Ah, makes sense. What was your old account? The admin would probably help you get access to it if you asked.
Fortunately, BLF isn’t the only place where people talk about flashlights. Anduril v1 was made for BLF… but I started on Anduril 2 because of what people said elsewhere — Reddit, Facebook, Amazon, Banggood, personal blogs, etc — places where people didn’t think I’d see it, where they pulled no punches. People outside of BLF had a number of complaints, some of which were worded with a lot of anger, but the underlying points were solid.
So I took those critiques / rants / reviews and looked for ways to solve as many as possible. Some of the main themes were:
- It was too complex for new users out of the box.
- The full UI had too much, but Muggle Mode had too little. People wanted something in-between, something more Goldilocks with all the basic flashlight functions, safe limits, and no disco modes or config menus. No weird modes to get stuck in.
- All the core functions needed to be as few clicks as possible, because a surprising amount of people have difficulty counting clicks or reliably executing click sequences longer than 3. It may seem strange, but more than one said they literally can’t count to four while clicking a button.
- Muggle mode was too easy to enter/exit by accident.
- Muggle mode was way too limited and felt like an afterthought (because it was).
- The term “muggle” is insulting.
- Config menus were too easy to access by accident.
- Multi-click functions were too close together.
- Lockout mode was good, but too slow to enter/exit.
- Some fairly specific extra features would be nice.
So I removed muggle mode entirely, and replaced it with something in-between, with the core essential flashlight functions and nothing more. It’s pretty similar to a “normal” UI from other companies, designed for people who just want to get stuff done and don’t want any weird extras getting in the way.
Tried to address the other main complaints people had, too.
However, I also encountered an entire category of complaints which I can’t really do anything about without turning Anduril into a completely different UI. The ideas people had in those critiques aren’t bad… they just require a different solution. And to address that, I’ve been working on something else:
People should be able to choose a UI at time of purchase, or change it fairly easily at home.
Because no single UI can be and do everything for every person. One size doesn’t fit all. It may be possible to cover 70% of what people want, or maybe even 80, in one program… but it’ll never be 100. But there’s a very simple way to get closer to 100%: Offer several different UIs so people can choose whatever they like most.
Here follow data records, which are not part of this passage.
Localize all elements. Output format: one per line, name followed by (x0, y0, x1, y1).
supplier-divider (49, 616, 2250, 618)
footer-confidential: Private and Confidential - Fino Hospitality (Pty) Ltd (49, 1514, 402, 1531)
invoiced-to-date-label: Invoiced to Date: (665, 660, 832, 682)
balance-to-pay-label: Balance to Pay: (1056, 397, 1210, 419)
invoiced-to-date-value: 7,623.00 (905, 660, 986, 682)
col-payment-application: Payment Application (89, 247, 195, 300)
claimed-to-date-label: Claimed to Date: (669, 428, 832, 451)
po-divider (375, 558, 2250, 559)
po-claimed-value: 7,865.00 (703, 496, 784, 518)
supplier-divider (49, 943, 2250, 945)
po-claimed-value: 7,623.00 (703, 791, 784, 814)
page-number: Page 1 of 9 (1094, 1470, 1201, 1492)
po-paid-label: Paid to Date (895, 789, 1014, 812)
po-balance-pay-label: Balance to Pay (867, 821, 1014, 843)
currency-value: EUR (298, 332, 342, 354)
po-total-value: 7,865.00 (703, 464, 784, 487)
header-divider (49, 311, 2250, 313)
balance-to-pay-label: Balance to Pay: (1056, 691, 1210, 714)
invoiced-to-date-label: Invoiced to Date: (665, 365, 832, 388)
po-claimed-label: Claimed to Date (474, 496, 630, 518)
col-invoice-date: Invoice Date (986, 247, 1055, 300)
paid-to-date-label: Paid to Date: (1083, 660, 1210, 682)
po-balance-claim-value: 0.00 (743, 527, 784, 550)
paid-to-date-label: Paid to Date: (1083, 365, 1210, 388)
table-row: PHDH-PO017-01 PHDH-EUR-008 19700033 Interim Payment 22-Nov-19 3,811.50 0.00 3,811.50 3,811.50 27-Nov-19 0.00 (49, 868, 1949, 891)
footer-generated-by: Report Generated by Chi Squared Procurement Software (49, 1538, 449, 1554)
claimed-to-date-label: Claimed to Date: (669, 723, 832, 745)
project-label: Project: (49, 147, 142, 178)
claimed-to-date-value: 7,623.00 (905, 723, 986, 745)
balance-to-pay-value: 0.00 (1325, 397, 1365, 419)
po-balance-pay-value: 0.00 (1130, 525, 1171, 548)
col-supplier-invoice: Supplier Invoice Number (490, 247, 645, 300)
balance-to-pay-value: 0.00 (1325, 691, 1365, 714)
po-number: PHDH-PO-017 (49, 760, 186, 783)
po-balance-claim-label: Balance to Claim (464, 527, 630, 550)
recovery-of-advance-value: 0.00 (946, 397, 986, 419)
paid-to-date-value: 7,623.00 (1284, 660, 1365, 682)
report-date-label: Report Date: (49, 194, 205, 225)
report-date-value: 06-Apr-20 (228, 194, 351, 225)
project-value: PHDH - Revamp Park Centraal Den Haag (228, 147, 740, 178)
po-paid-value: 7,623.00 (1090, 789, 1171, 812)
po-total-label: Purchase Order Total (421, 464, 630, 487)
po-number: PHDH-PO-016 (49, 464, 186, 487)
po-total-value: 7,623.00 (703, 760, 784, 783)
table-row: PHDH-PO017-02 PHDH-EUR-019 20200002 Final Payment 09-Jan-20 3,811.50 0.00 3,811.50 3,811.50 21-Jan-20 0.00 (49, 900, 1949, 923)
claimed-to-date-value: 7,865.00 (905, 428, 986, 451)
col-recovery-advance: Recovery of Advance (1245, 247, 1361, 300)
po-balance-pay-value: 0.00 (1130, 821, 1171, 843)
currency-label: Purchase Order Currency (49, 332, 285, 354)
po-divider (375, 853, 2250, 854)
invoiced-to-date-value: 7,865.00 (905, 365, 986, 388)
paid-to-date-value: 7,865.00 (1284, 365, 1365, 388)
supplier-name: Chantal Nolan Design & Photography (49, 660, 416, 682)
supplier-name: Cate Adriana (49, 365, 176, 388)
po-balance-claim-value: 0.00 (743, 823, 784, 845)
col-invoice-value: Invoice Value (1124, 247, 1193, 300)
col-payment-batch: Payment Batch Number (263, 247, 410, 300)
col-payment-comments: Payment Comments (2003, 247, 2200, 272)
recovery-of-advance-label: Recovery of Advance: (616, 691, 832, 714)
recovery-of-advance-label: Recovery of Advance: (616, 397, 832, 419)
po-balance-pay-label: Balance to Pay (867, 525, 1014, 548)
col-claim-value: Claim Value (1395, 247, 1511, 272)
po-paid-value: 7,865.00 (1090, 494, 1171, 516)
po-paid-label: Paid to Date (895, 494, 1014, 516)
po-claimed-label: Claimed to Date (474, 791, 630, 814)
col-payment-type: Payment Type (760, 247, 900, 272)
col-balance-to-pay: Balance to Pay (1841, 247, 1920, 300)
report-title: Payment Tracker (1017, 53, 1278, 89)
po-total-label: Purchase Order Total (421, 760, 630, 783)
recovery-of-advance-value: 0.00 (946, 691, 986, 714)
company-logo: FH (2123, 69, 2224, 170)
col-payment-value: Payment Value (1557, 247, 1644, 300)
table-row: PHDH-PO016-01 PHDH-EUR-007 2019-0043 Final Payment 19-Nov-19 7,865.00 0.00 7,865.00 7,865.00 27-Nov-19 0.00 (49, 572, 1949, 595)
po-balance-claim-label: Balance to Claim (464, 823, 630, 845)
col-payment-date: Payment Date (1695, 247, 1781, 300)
To help accomplish that, I’ve been pushing toward a few goals:
- Make reflashing easier. For example, with easily-accessed reflashing pads and commercially-available pogo pin adapters. This allows reflashing in under a minute with no soldering.
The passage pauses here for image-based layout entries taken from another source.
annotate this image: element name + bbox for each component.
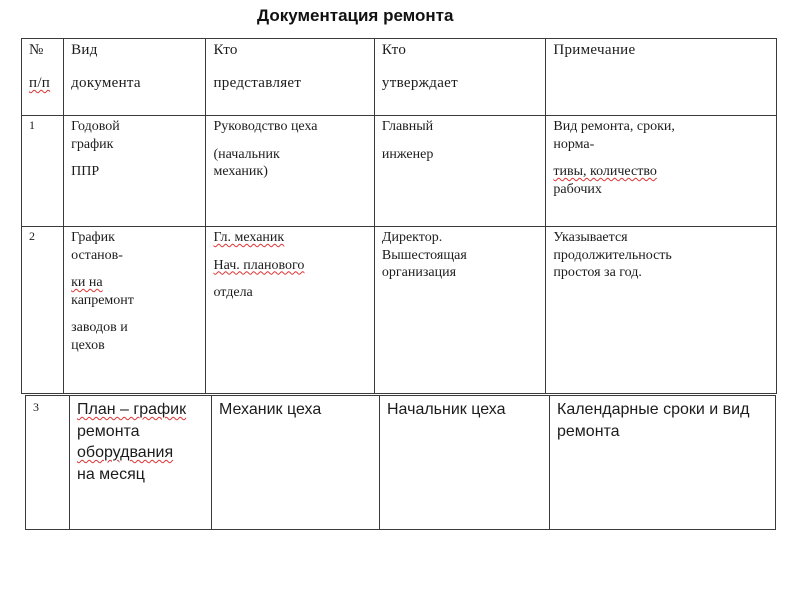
row1-number: 1 (22, 116, 64, 227)
page-title: Документация ремонта (257, 6, 454, 25)
header-approves-line1: Кто (381, 42, 407, 58)
row2-note: Указывается продолжительность простоя за год. (546, 227, 777, 394)
header-presents-line2: представляет (213, 74, 302, 91)
row3-doc-type: План – график ремонта оборудвания на месяц (70, 396, 212, 530)
row2-presents: Гл. механик Нач. планового отдела (206, 227, 374, 394)
row2-doc-type: График останов- ки на капремонт заводов и цехов (64, 227, 206, 394)
row1-note: Вид ремонта, сроки, норма- тивы, количество рабочих (546, 116, 777, 227)
header-doc-type-line2: документа (71, 74, 141, 91)
row3-approves: Начальник цеха (380, 396, 550, 530)
header-approves-line2: утверждает (381, 74, 458, 91)
row3-presents: Механик цеха (212, 396, 380, 530)
header-number-pp: п/п (29, 74, 51, 91)
header-number (22, 39, 64, 116)
row1-presents: Руководство цеха (начальник механик) (206, 116, 374, 227)
header-note (546, 39, 777, 116)
row1-approves: Главный инженер (374, 116, 545, 227)
header-doc-type-line1: Вид (71, 42, 98, 58)
repair-documentation-table-continued (25, 395, 776, 530)
header-approves (374, 39, 545, 116)
header-number-symbol: № (29, 42, 44, 58)
table-row (22, 227, 777, 394)
table-header-row (22, 39, 777, 116)
row3-number: 3 (26, 396, 70, 530)
row2-number: 2 (22, 227, 64, 394)
repair-documentation-table (21, 38, 777, 394)
header-doc-type (64, 39, 206, 116)
header-presents (206, 39, 374, 116)
row3-note: Календарные сроки и вид ремонта (550, 396, 776, 530)
row1-doc-type: Годовой график ППР (64, 116, 206, 227)
table-row (26, 396, 776, 530)
table-row (22, 116, 777, 227)
header-note-line1: Примечание (553, 42, 636, 58)
header-presents-line1: Кто (213, 42, 238, 58)
row2-approves: Директор. Вышестоящая организация (374, 227, 545, 394)
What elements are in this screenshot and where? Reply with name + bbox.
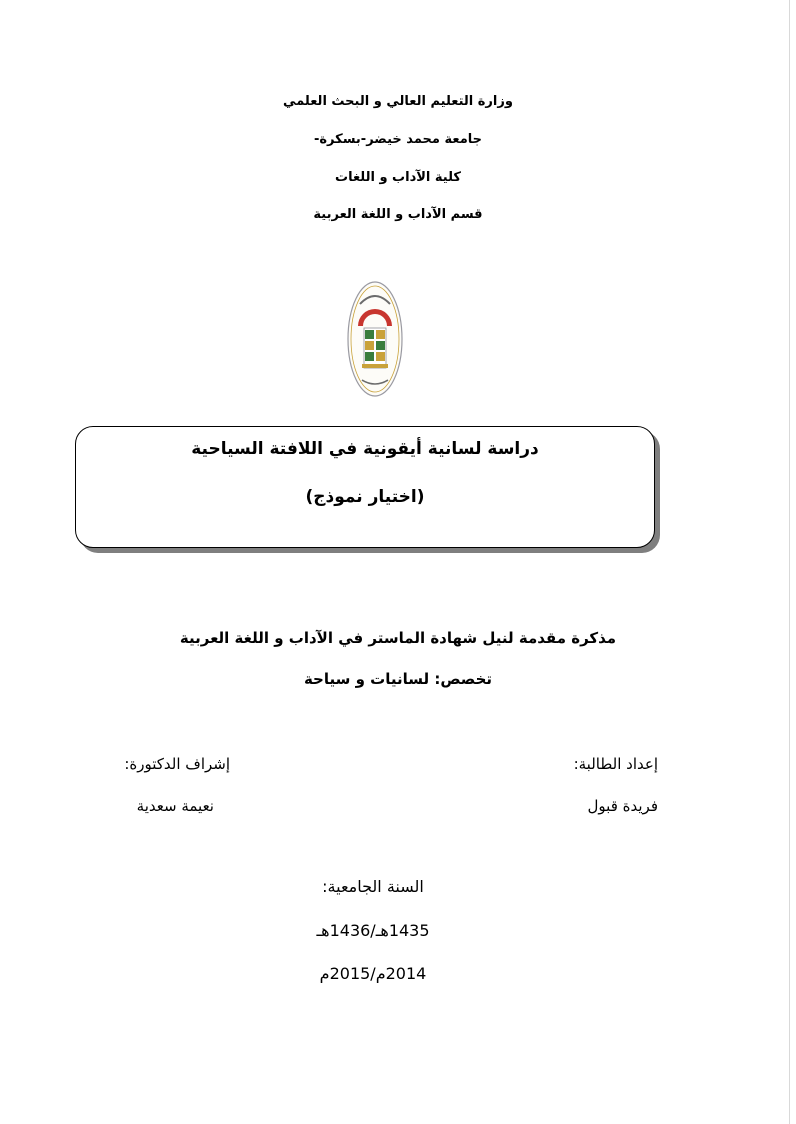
thesis-title: دراسة لسانية أيقونية في اللافتة السياحية bbox=[191, 439, 539, 459]
department-line: قسم الآداب و اللغة العربية bbox=[313, 207, 483, 222]
academic-year-hijri: 1435هـ/1436هـ bbox=[316, 921, 430, 940]
academic-year-label: السنة الجامعية: bbox=[322, 877, 424, 896]
academic-year-gregorian: 2014م/2015م bbox=[319, 964, 427, 983]
university-line: جامعة محمد خيضر-بسكرة- bbox=[313, 132, 482, 147]
student-label: إعداد الطالبة: bbox=[573, 755, 658, 773]
specialty-line: تخصص: لسانيات و سياحة bbox=[303, 670, 493, 688]
title-box bbox=[75, 426, 655, 548]
supervisor-name: نعيمة سعدية bbox=[136, 797, 214, 815]
ministry-line: وزارة التعليم العالي و البحث العلمي bbox=[283, 94, 513, 109]
page-edge bbox=[789, 0, 790, 1124]
thesis-subtitle: (اختيار نموذج) bbox=[305, 487, 425, 507]
supervisor-label: إشراف الدكتورة: bbox=[124, 755, 230, 773]
degree-line: مذكرة مقدمة لنيل شهادة الماستر في الآداب و اللغة العربية bbox=[179, 629, 617, 647]
faculty-line: كلية الآداب و اللغات bbox=[335, 170, 461, 185]
student-name: فريدة قبول bbox=[587, 797, 658, 815]
university-emblem-icon bbox=[346, 280, 404, 398]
- Make firmware available to everyone. In other words, free software. Publishing everything, chasing down license compliance issues, teaching companies how to participate, etc.
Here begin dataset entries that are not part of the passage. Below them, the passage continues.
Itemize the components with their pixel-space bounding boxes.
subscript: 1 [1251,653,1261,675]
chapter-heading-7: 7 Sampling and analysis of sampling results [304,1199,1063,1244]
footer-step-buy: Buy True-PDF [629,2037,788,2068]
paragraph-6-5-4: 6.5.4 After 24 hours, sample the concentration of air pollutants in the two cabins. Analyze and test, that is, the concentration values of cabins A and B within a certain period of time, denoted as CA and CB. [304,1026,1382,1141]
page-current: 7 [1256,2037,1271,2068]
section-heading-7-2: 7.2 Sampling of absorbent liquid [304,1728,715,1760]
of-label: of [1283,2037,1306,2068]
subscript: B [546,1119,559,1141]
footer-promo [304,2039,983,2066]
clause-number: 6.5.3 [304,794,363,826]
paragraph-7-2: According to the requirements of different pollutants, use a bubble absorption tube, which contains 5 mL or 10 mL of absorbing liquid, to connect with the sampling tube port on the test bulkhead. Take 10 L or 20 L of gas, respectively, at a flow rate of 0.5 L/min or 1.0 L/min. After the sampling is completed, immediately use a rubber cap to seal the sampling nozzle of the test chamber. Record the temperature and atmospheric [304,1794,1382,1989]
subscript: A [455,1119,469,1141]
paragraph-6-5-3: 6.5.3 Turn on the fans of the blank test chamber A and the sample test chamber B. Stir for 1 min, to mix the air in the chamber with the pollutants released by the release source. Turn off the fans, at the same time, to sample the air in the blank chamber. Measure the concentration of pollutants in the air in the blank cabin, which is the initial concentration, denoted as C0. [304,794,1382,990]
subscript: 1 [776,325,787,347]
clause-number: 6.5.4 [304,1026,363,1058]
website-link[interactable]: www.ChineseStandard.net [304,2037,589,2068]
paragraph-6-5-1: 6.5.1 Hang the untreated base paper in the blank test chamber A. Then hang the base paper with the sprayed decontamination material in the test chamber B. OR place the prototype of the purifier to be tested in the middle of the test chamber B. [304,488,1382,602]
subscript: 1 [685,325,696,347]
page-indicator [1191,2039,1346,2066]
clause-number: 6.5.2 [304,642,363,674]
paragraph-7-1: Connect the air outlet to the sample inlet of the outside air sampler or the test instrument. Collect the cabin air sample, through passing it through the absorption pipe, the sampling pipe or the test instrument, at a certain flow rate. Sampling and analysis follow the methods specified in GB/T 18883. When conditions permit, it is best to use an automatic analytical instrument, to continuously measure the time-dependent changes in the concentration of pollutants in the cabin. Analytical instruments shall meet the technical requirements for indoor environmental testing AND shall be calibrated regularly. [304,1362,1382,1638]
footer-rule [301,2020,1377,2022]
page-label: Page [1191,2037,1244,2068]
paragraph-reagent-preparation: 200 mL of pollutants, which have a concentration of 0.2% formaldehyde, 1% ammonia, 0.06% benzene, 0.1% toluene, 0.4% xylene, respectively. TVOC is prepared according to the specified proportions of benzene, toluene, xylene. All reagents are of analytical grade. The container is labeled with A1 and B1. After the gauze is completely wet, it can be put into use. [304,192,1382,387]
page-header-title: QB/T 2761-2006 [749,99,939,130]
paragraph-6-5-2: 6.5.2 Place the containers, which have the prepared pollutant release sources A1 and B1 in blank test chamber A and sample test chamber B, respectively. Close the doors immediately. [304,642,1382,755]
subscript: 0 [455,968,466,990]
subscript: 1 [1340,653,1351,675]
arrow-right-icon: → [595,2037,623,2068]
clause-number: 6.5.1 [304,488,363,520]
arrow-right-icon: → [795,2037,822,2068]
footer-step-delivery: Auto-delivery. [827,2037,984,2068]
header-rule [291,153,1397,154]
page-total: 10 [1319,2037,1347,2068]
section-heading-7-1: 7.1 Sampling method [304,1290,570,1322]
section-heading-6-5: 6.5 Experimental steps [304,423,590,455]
- Make firmware easier to create or modify. For this, I created a microkernel and UI toolkit which handles the hardware details and allows people to write user interfaces in an easier, portable language which works on many different lights.
There’s still a big piece missing though:
- People need to actually make the other UIs they want.
I made the UI I like, and a few other examples for reference, and some documentation about how people can make their own… but people still need to actually do it.
Indeed, it can’t.
This is the most common criticism I’ve encountered in the second category — things I can’t do without sacrificing core functions. It’s not a bad idea, it’s just … a fundamentally different type of interface. It deserves to be its own UI, not just some obscure option in Anduril.
The closest I can potentially work in is the “Off -> 2H” button action. It’s currently mapped to something nobody really seems to care about, so it’s prime real estate for something else. It could be mapped to full turbo, or momentary turbo, or momentary mem, or … whatever.
But if double clicking is too slow, 2H doesn’t help. It isn’t any faster.
That only leaves the 1H action, ideally responding as soon as the button is pressed, for a true momentary… but activating turbo as soon as the button is pressed would create a ton of problems on most non-thrower lights. Like, literally every time the light is activated, it would immediately go to full power. Want to take a bathroom trip in the middle of the night? BAM! Now the user is wide awake and temporarily blinded.
So I’m not going to remap “Off -> Press button” to turbo.
However, that could easily be the starting point for designing a completely different UI…
That sounds like the beginning of a brand new UI. So… make it. Don’t use my silly toy interface; it’s designed for purposes which are completely different than your needs. It’s not what you want… so make what you want. The whole point of free software is to empower people to scratch their own itches instead of depending on someone else to do it.
As they should. Diversity is a beautiful thing.
On that note, in case it matters, there’s also another option: Add a clicky switch. Anduril already supports the use of a second switch, a clicky switch, for momentary purposes. It simply turns on at the memorized level as soon as power is connected, like most tactical-style lights. But it requires a physical button, which isn’t something I can provide with a firmware update.